This tutorial follows on from the previous tutorial Handling Image Data with the ImageDataset Class. This tutorial will assume you have covered the content of that tutorial.
When an image dataset is generated as a result of an experiment, the corresponding experimental variables are referred to as factors within the gwel
package. An experiment can have multiple factors, it is assumed each image is assigned a single value for each factor. Factors may correspond to independent, dependent or control variables. Examples of factors can include time, treatment or replicate.
To add a factor to an ImageDataset
instance named dataset
, use the factor
method. This method has arguments, a string, corresponding to the factor name, and a list, corresponding the values of the factor in the order of the images in dataset.images
. See below for an example.
factor_name = 'factor1'
factor_values = [1,2,...,N] # corresponding to the initial order of images in `dataset.images` in future versions this will be updated to a dictionary with image name keys and factor values .

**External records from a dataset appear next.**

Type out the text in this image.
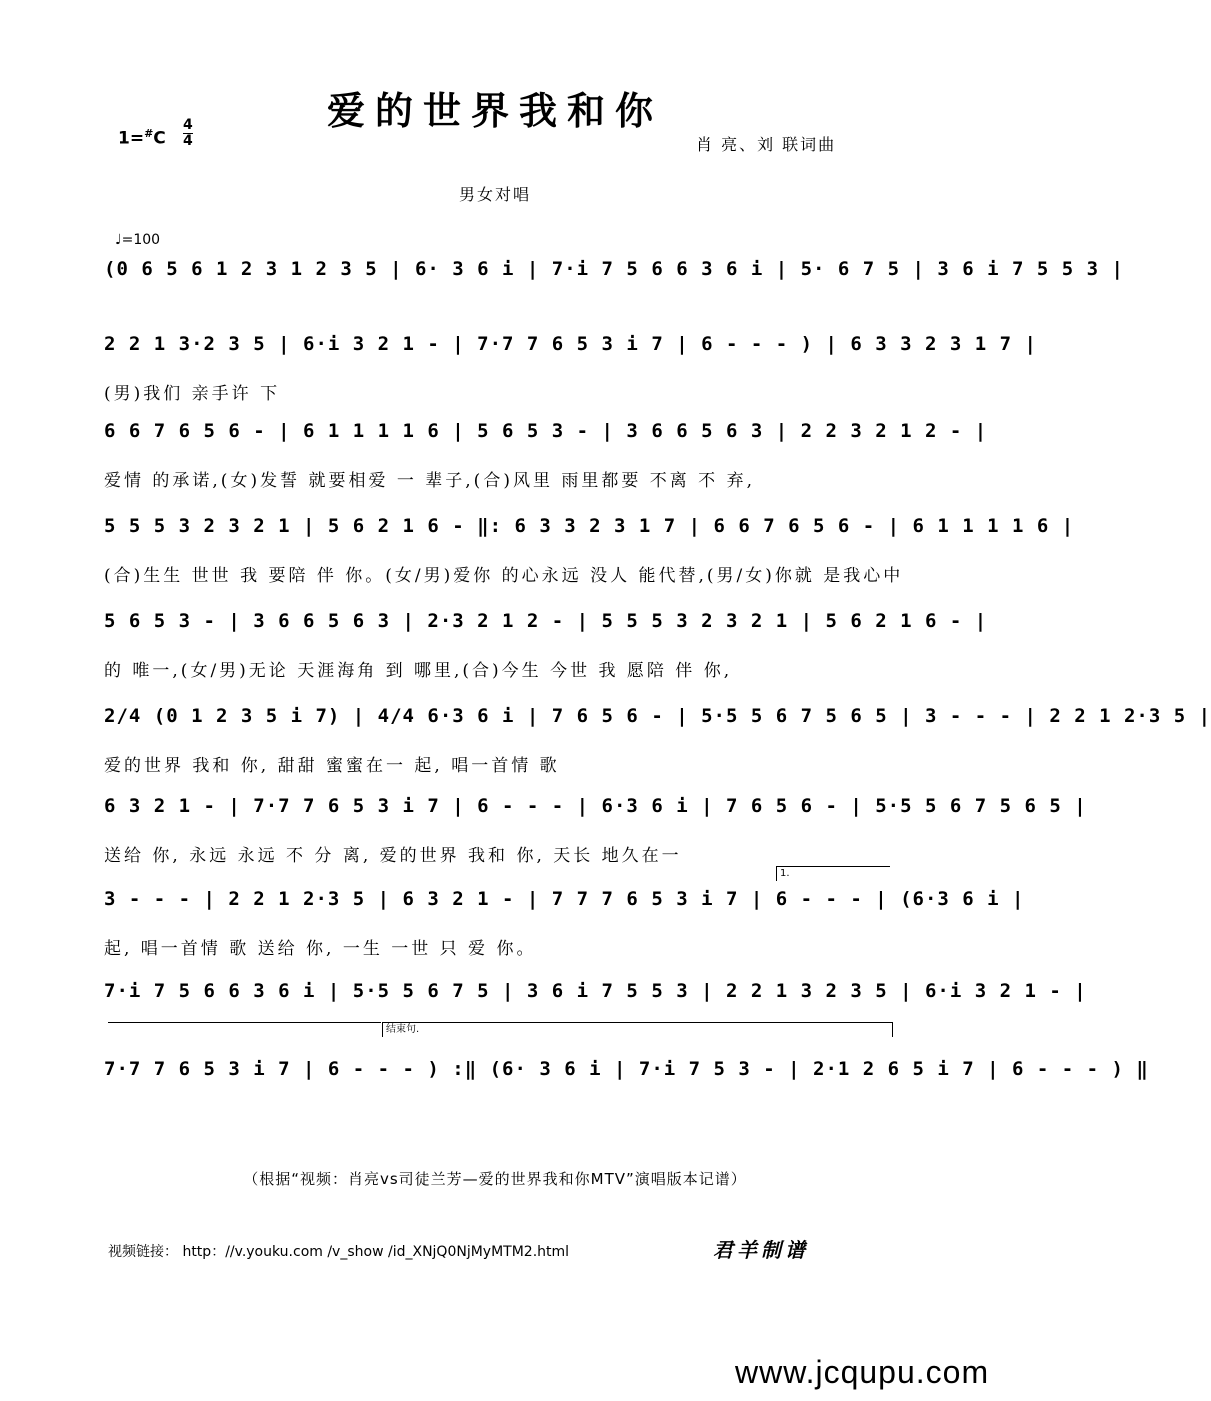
爱的世界我和你
1=#C
4
4	肖 亮、刘 联词曲
男女对唱
♩=100
(0 6 5 6 1 2 3 1 2 3 5 | 6· 3 6 i | 7·i 7 5 6 6 3 6 i | 5· 6 7 5 | 3 6 i 7 5 5 3 |
2 2 1 3·2 3 5 | 6·i 3 2 1 - | 7·7 7 6 5 3 i 7 | 6 - - - ) | 6 3 3 2 3 1 7 |
(男)我们 亲手许 下
6 6 7 6 5 6 - | 6 1 1 1 1 6 | 5 6 5 3 - | 3 6 6 5 6 3 | 2 2 3 2 1 2 - |
爱情 的承诺,(女)发誓 就要相爱 一 辈子,(合)风里 雨里都要 不离 不 弃,
5 5 5 3 2 3 2 1 | 5 6 2 1 6 - ‖: 6 3 3 2 3 1 7 | 6 6 7 6 5 6 - | 6 1 1 1 1 6 |
(合)生生 世世 我 要陪 伴 你。(女/男)爱你 的心永远 没人 能代替,(男/女)你就 是我心中
5 6 5 3 - | 3 6 6 5 6 3 | 2·3 2 1 2 - | 5 5 5 3 2 3 2 1 | 5 6 2 1 6 - |
的 唯一,(女/男)无论 天涯海角 到 哪里,(合)今生 今世 我 愿陪 伴 你,
2/4 (0 1 2 3 5 i 7) | 4/4 6·3 6 i | 7 6 5 6 - | 5·5 5 6 7 5 6 5 | 3 - - - | 2 2 1 2·3 5 |
爱的世界 我和 你, 甜甜 蜜蜜在一 起, 唱一首情 歌
6 3 2 1 - | 7·7 7 6 5 3 i 7 | 6 - - - | 6·3 6 i | 7 6 5 6 - | 5·5 5 6 7 5 6 5 |
送给 你, 永远 永远 不 分 离, 爱的世界 我和 你, 天长 地久在一
3 - - - | 2 2 1 2·3 5 | 6 3 2 1 - | 7 7 7 6 5 3 i 7 | 6 - - - | (6·3 6 i |
起, 唱一首情 歌 送给 你, 一生 一世 只 爱 你。
1.
7·i 7 5 6 6 3 6 i | 5·5 5 6 7 5 | 3 6 i 7 5 5 3 | 2 2 1 3 2 3 5 | 6·i 3 2 1 - |
结束句.
7·7 7 6 5 3 i 7 | 6 - - - ) :‖ (6· 3 6 i | 7·i 7 5 3 - | 2·1 2 6 5 i 7 | 6 - - - ) ‖
（根据“视频：肖亮vs司徒兰芳—爱的世界我和你MTV”演唱版本记谱）
视频链接： http：//v.youku.com /v_show /id_XNjQ0NjMyMTM2.html	君羊制谱
www.jcqupu.com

dataset.factor(factor_name , factor_values)
An unlimited number of factors can be added to the dataset
object in the way. To check the number of factors defined in dataset
, use the status
method.
dataset.status()
To access the factors as a dictionary use the factors
attribute,
factors = dataset.factors
Images can be reordered based on the nesting order of the factors by using the sort
method and providing a list of factor names in the desired order, from most to least nested. Numerical factors are sorted in ascending numerical order, while categorical (string) factors are sorted in alphabetical order.
dataset.sort(["factor_name_1","factor_name_2","...","factor_name_n"])
# ordered from most to least nested
To filter the images based on specific factor values, use the filter
method. Pass a dictionary where each key is a factor name and the corresponding value is a list of acceptable values for that factor. The filter performs an OR operation across the specified factor values for each factor.
The method returns a list of image names that match any of the given values for each specified factor.
filtered_images = dataset.filter({'factor_name':factor_values})
After filtering a list of image names these images can then be copied into a new directory. Since this is a common workflow it is implemented in the sample
method.
sample_dir = 'path/to/directory/where/images/will/be/copied/into'
filtered_images = dataset.sample(directory = sample_dir, factors = {'factor_name':factor_values})